Although the panel of represented a wide range of political views and years on Capitol Hill, the two Democrats and two Republicans, all defeated in their bids for re-election last November, found common ground:

All were disappointed, for example, by the vitriolic partisanship, which created what one member called "the most dysfunctional Congress'' in his entire life. Rep. Zach Wamp, R-Tenn., who lost his gubernatorial primary bid, had some strong last words about the state of Congress as he sees it.

"Congress is more dysfunctional today than when I got here 16 years ago, and probably more dysfunctional than at any time in the 53 years I've been alive," Wamp told Karl. "We're not passing budgets.

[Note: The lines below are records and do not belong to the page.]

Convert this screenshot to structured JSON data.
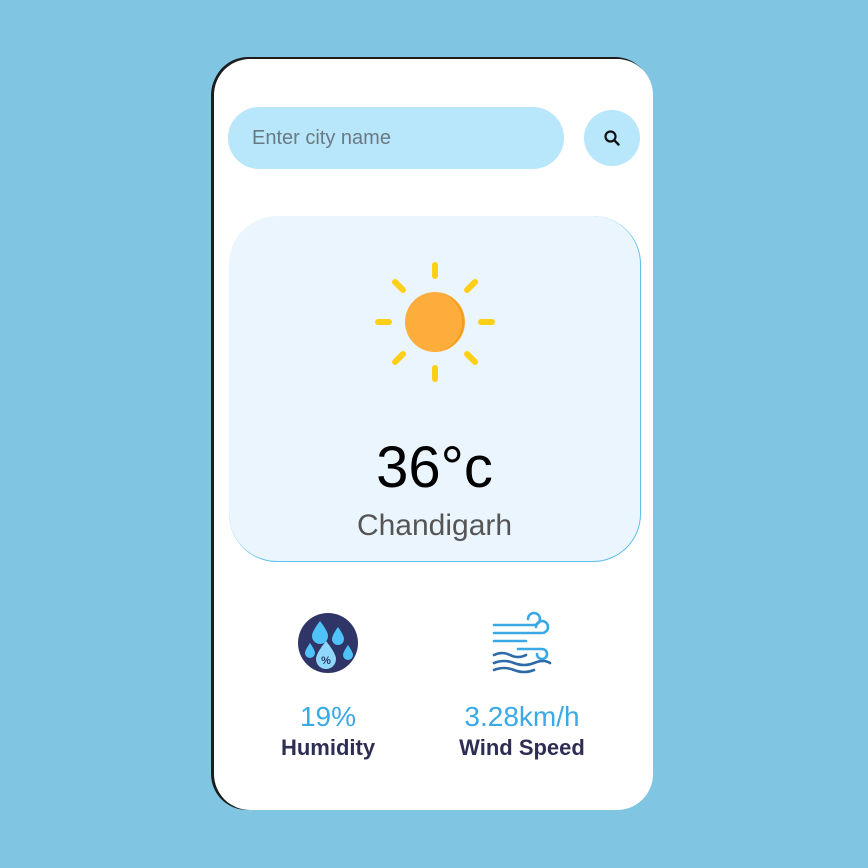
{
  "search": {
    "placeholder": "Enter city name",
    "value": "",
    "button_icon": "search-icon"
  },
  "weather": {
    "icon": "sun-icon",
    "temperature": "36°c",
    "city": "Chandigarh"
  },
  "stats": {
    "humidity": {
      "icon": "humidity-icon",
      "value": "19%",
      "label": "Humidity"
    },
    "wind": {
      "icon": "wind-icon",
      "value": "3.28km/h",
      "label": "Wind Speed"
    }
  },
  "colors": {
    "background": "#80c6e3",
    "input_background": "#b8e6fa",
    "panel_background": "#eaf5fd",
    "value_color": "#3aa9e6",
    "label_color": "#2e2e55",
    "sun_color": "#fdad3b",
    "ray_color": "#fdd017"
  }
}
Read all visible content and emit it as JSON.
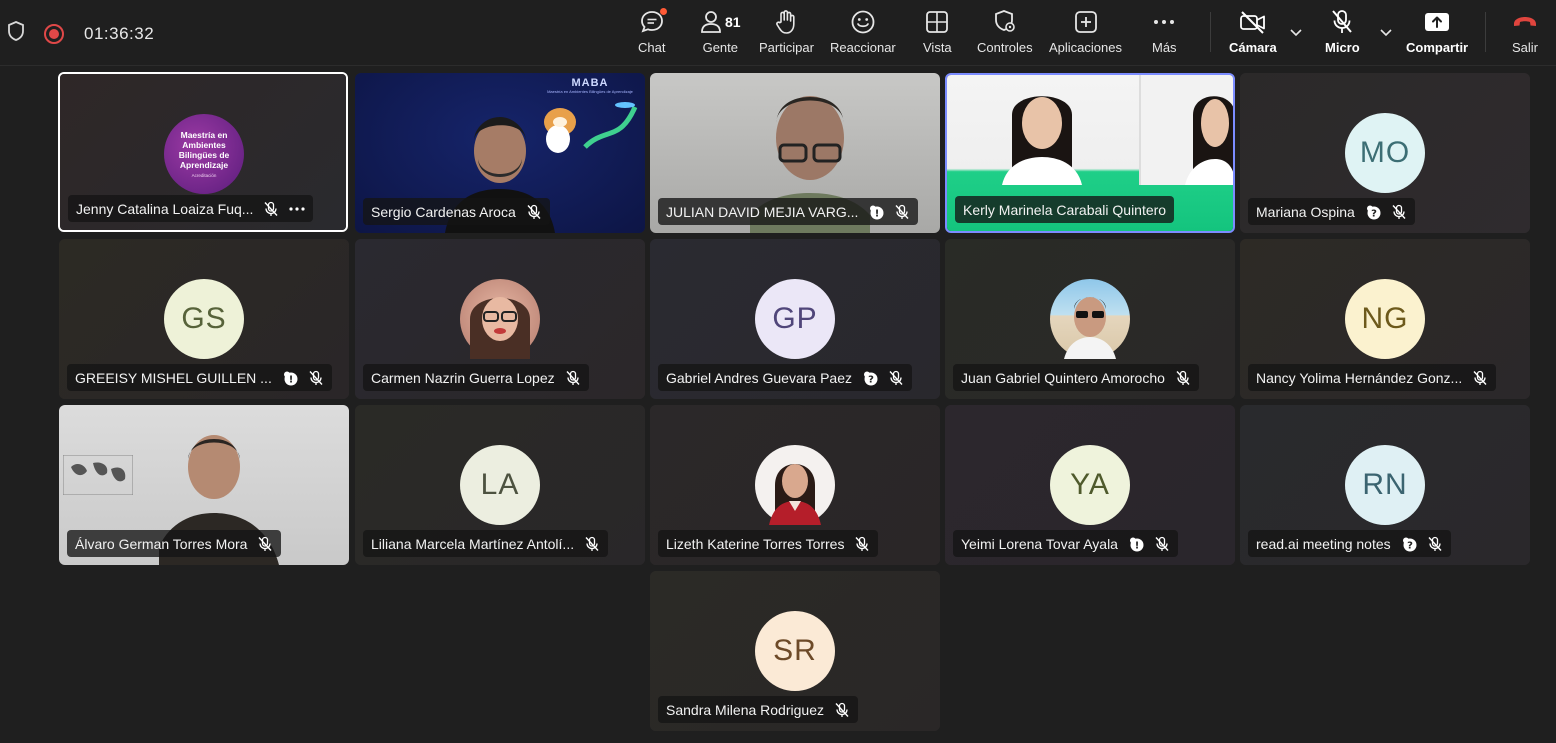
{
  "meeting": {
    "timer": "01:36:32"
  },
  "toolbar": {
    "chat": "Chat",
    "people": "Gente",
    "people_count": "81",
    "participate": "Participar",
    "react": "Reaccionar",
    "view": "Vista",
    "controls": "Controles",
    "apps": "Aplicaciones",
    "more": "Más",
    "camera": "Cámara",
    "mic": "Micro",
    "share": "Compartir",
    "leave": "Salir"
  },
  "colors": {
    "recording": "#e04848",
    "leave": "#e0453e",
    "notification": "#ff5a36",
    "active_border": "#ffffff",
    "spotlight_border": "#7b8cff"
  },
  "tiles": [
    {
      "name": "Jenny Catalina Loaiza Fuq...",
      "content": "Maestría en Ambientes Bilingües de Aprendizaje",
      "badge_sub": "Acreditación"
    },
    {
      "name": "Sergio Cardenas Aroca",
      "banner_title": "MABA",
      "banner_sub": "Maestría en Ambientes Bilingües de Aprendizaje"
    },
    {
      "name": "JULIAN DAVID MEJIA VARG..."
    },
    {
      "name": "Kerly Marinela Carabali Quintero"
    },
    {
      "name": "Mariana Ospina",
      "initials": "MO"
    },
    {
      "name": "GREEISY MISHEL GUILLEN ...",
      "initials": "GS"
    },
    {
      "name": "Carmen Nazrin Guerra Lopez"
    },
    {
      "name": "Gabriel Andres Guevara Paez",
      "initials": "GP"
    },
    {
      "name": "Juan Gabriel Quintero Amorocho"
    },
    {
      "name": "Nancy Yolima Hernández Gonz...",
      "initials": "NG"
    },
    {
      "name": "Álvaro German Torres Mora"
    },
    {
      "name": "Liliana Marcela Martínez Antolí...",
      "initials": "LA"
    },
    {
      "name": "Lizeth Katerine Torres Torres"
    },
    {
      "name": "Yeimi Lorena Tovar Ayala",
      "initials": "YA"
    },
    {
      "name": "read.ai meeting notes",
      "initials": "RN"
    },
    {
      "name": "Sandra Milena Rodriguez",
      "initials": "SR"
    }
  ]
}
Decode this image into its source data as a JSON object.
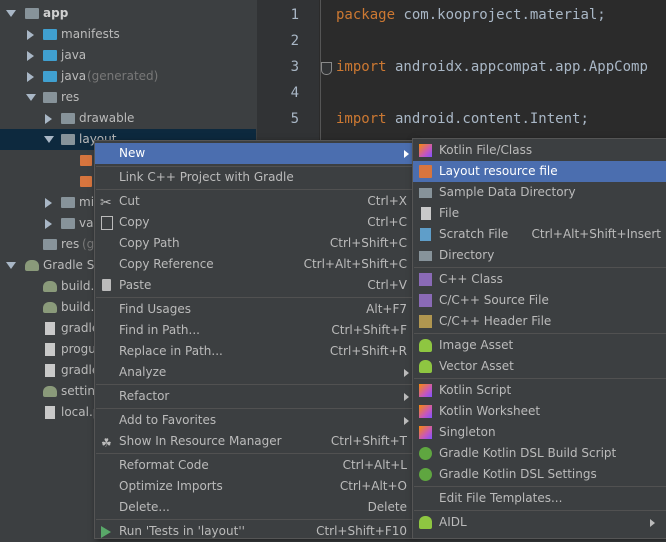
{
  "tree": {
    "items": [
      {
        "label": "app",
        "generated": ""
      },
      {
        "label": "manifests",
        "generated": ""
      },
      {
        "label": "java",
        "generated": ""
      },
      {
        "label": "java",
        "generated": "(generated)"
      },
      {
        "label": "res",
        "generated": ""
      },
      {
        "label": "drawable",
        "generated": ""
      },
      {
        "label": "layout",
        "generated": ""
      },
      {
        "label": "mi",
        "generated": ""
      },
      {
        "label": "val",
        "generated": ""
      },
      {
        "label": "res",
        "generated": "(ge"
      },
      {
        "label": "Gradle Sc",
        "generated": ""
      },
      {
        "label": "build.g",
        "generated": ""
      },
      {
        "label": "build.g",
        "generated": ""
      },
      {
        "label": "gradle",
        "generated": ""
      },
      {
        "label": "progua",
        "generated": ""
      },
      {
        "label": "gradle",
        "generated": ""
      },
      {
        "label": "setting",
        "generated": ""
      },
      {
        "label": "local.p",
        "generated": ""
      }
    ]
  },
  "editor": {
    "lines": [
      {
        "num": "1",
        "kw": "package",
        "rest": " com.kooproject.material;"
      },
      {
        "num": "2",
        "kw": "",
        "rest": ""
      },
      {
        "num": "3",
        "kw": "import",
        "rest": " androidx.appcompat.app.AppComp"
      },
      {
        "num": "4",
        "kw": "",
        "rest": ""
      },
      {
        "num": "5",
        "kw": "import",
        "rest": " android.content.Intent;"
      }
    ]
  },
  "context_menu": {
    "items": [
      {
        "label": "New",
        "shortcut": ""
      },
      {
        "label": "Link C++ Project with Gradle",
        "shortcut": ""
      },
      {
        "label": "Cut",
        "shortcut": "Ctrl+X"
      },
      {
        "label": "Copy",
        "shortcut": "Ctrl+C"
      },
      {
        "label": "Copy Path",
        "shortcut": "Ctrl+Shift+C"
      },
      {
        "label": "Copy Reference",
        "shortcut": "Ctrl+Alt+Shift+C"
      },
      {
        "label": "Paste",
        "shortcut": "Ctrl+V"
      },
      {
        "label": "Find Usages",
        "shortcut": "Alt+F7"
      },
      {
        "label": "Find in Path...",
        "shortcut": "Ctrl+Shift+F"
      },
      {
        "label": "Replace in Path...",
        "shortcut": "Ctrl+Shift+R"
      },
      {
        "label": "Analyze",
        "shortcut": ""
      },
      {
        "label": "Refactor",
        "shortcut": ""
      },
      {
        "label": "Add to Favorites",
        "shortcut": ""
      },
      {
        "label": "Show In Resource Manager",
        "shortcut": "Ctrl+Shift+T"
      },
      {
        "label": "Reformat Code",
        "shortcut": "Ctrl+Alt+L"
      },
      {
        "label": "Optimize Imports",
        "shortcut": "Ctrl+Alt+O"
      },
      {
        "label": "Delete...",
        "shortcut": "Delete"
      },
      {
        "label": "Run 'Tests in 'layout''",
        "shortcut": "Ctrl+Shift+F10"
      }
    ]
  },
  "new_submenu": {
    "items": [
      {
        "label": "Kotlin File/Class",
        "shortcut": ""
      },
      {
        "label": "Layout resource file",
        "shortcut": ""
      },
      {
        "label": "Sample Data Directory",
        "shortcut": ""
      },
      {
        "label": "File",
        "shortcut": ""
      },
      {
        "label": "Scratch File",
        "shortcut": "Ctrl+Alt+Shift+Insert"
      },
      {
        "label": "Directory",
        "shortcut": ""
      },
      {
        "label": "C++ Class",
        "shortcut": ""
      },
      {
        "label": "C/C++ Source File",
        "shortcut": ""
      },
      {
        "label": "C/C++ Header File",
        "shortcut": ""
      },
      {
        "label": "Image Asset",
        "shortcut": ""
      },
      {
        "label": "Vector Asset",
        "shortcut": ""
      },
      {
        "label": "Kotlin Script",
        "shortcut": ""
      },
      {
        "label": "Kotlin Worksheet",
        "shortcut": ""
      },
      {
        "label": "Singleton",
        "shortcut": ""
      },
      {
        "label": "Gradle Kotlin DSL Build Script",
        "shortcut": ""
      },
      {
        "label": "Gradle Kotlin DSL Settings",
        "shortcut": ""
      },
      {
        "label": "Edit File Templates...",
        "shortcut": ""
      },
      {
        "label": "AIDL",
        "shortcut": ""
      }
    ]
  },
  "colors": {
    "highlight": "#4b6eaf",
    "keyword": "#cc7832",
    "panel": "#3c3f41",
    "editor": "#2b2b2b"
  }
}
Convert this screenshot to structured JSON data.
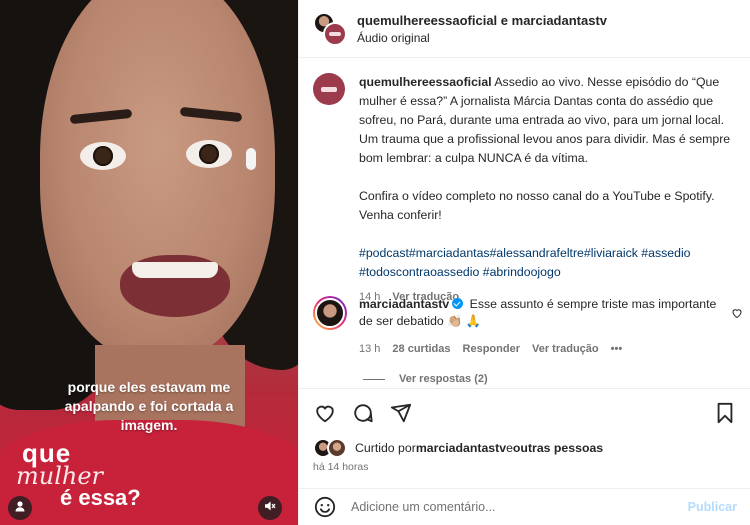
{
  "video": {
    "caption_lines": [
      "porque eles estavam me",
      "apalpando e foi cortada a",
      "imagem."
    ],
    "brand": {
      "line1": "que",
      "line2": "mulher",
      "line3": "é essa?"
    },
    "user_icon": "user-icon",
    "mute_icon": "speaker-muted-icon"
  },
  "header": {
    "user1": "quemulhereessaoficial",
    "conj": " e ",
    "user2": "marciadantastv",
    "audio": "Áudio original"
  },
  "caption": {
    "user": "quemulhereessaoficial",
    "text": "Assedio ao vivo. Nesse episódio do “Que mulher é essa?” A jornalista Márcia Dantas conta do assédio que sofreu, no Pará, durante uma entrada ao vivo, para um jornal local. Um trauma que a profissional levou anos para dividir. Mas é sempre bom lembrar: a culpa NUNCA é da vítima.",
    "paragraph2": "Confira o vídeo completo no nosso canal do a YouTube e Spotify. Venha conferir!",
    "hashtags": "#podcast#marciadantas#alessandrafeltre#liviaraick #assedio #todoscontraoassedio #abrindoojogo",
    "time": "14 h",
    "translate": "Ver tradução"
  },
  "comment": {
    "user": "marciadantastv",
    "text": "Esse assunto é sempre triste mas importante de ser debatido 👏🏼 🙏",
    "time": "13 h",
    "likes": "28 curtidas",
    "reply": "Responder",
    "translate": "Ver tradução",
    "more": "•••",
    "view_replies": "Ver respostas (2)"
  },
  "likes": {
    "prefix": "Curtido por ",
    "user": "marciadantastv",
    "suffix": " e ",
    "others": "outras pessoas"
  },
  "time_ago": "há 14 horas",
  "add_comment": {
    "placeholder": "Adicione um comentário...",
    "publish": "Publicar"
  }
}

We're not moving appropriations bills. We're not blocking and tackling, because the division is so great."

Wamp said his greatest overall disappointment had been watching the erosion of the unity formed in the aftermath of 9/11.

Rep. Chet Edwards, D-Texas, who lost to Republican Bill Flores, echoed Wamp's worry over the increasing divide among Republicans and Democrats.

"I think that there's more partisanship today than I've seen in the 20 years I've been in Congress," Edwards said. "I think the partisanship might get uglier before the American people finally blame one party or the other, and express their views at the ballot box."

Rep. Carol Shea-Porter, D-N.H., who was defeated by Republican Frank Guinta, joked that even her social worker background couldn't prepare her for the challenges and personalities she faced during her time on the Hill.

" I thought, well, I have pretty good people skills," she said. "Well, it's run up against a wall, a wall of people refusing to even sit down and start to talk about an issue."

Another commonality that emerged among the retiring members centered on the influx of Tea Partiers in the 112th Congress. All retiring members expressed reservations about the new Congress members' ability to work together, fearing the surge of conservative, hard-line candidates would will further divide an already deeply partisan legislature.

Division Wrought by New Tea Partiers

Rep. Mike Castle, R-Del., who was taken out in his primary by Tea Party favorite Christine O'Donnell, expresed alarm at the division the movement had caused within his own party.

"The Tea Party movement really is quite a bit different than the old Republican conservative movementl, " Castle said. "They're more than willing to take out Republicans, call us Republicans in name only, or whatever it may be. It was one thing when you were dealing with Democrats and Republicans. Now you're dealing with divisions within your own party."

Castle, a known centrist, also said that working with the other party -- the Democrats -- once seen as the cornerstone of a functioning democracy, has become a punishable offense.

"I mean, I know I suffered in my primary defeat [because] I had supported some Democratic legislation, supported the president from time to time. And that was treated as a great sin," Castle told ABC News.

Edwards expressed chagrin over the loss of such centrists as Castle. "A parliamentary government can work without a lot of bridge builders in the middle. I'm not sure our system of checks and balances will work as well without those centrists."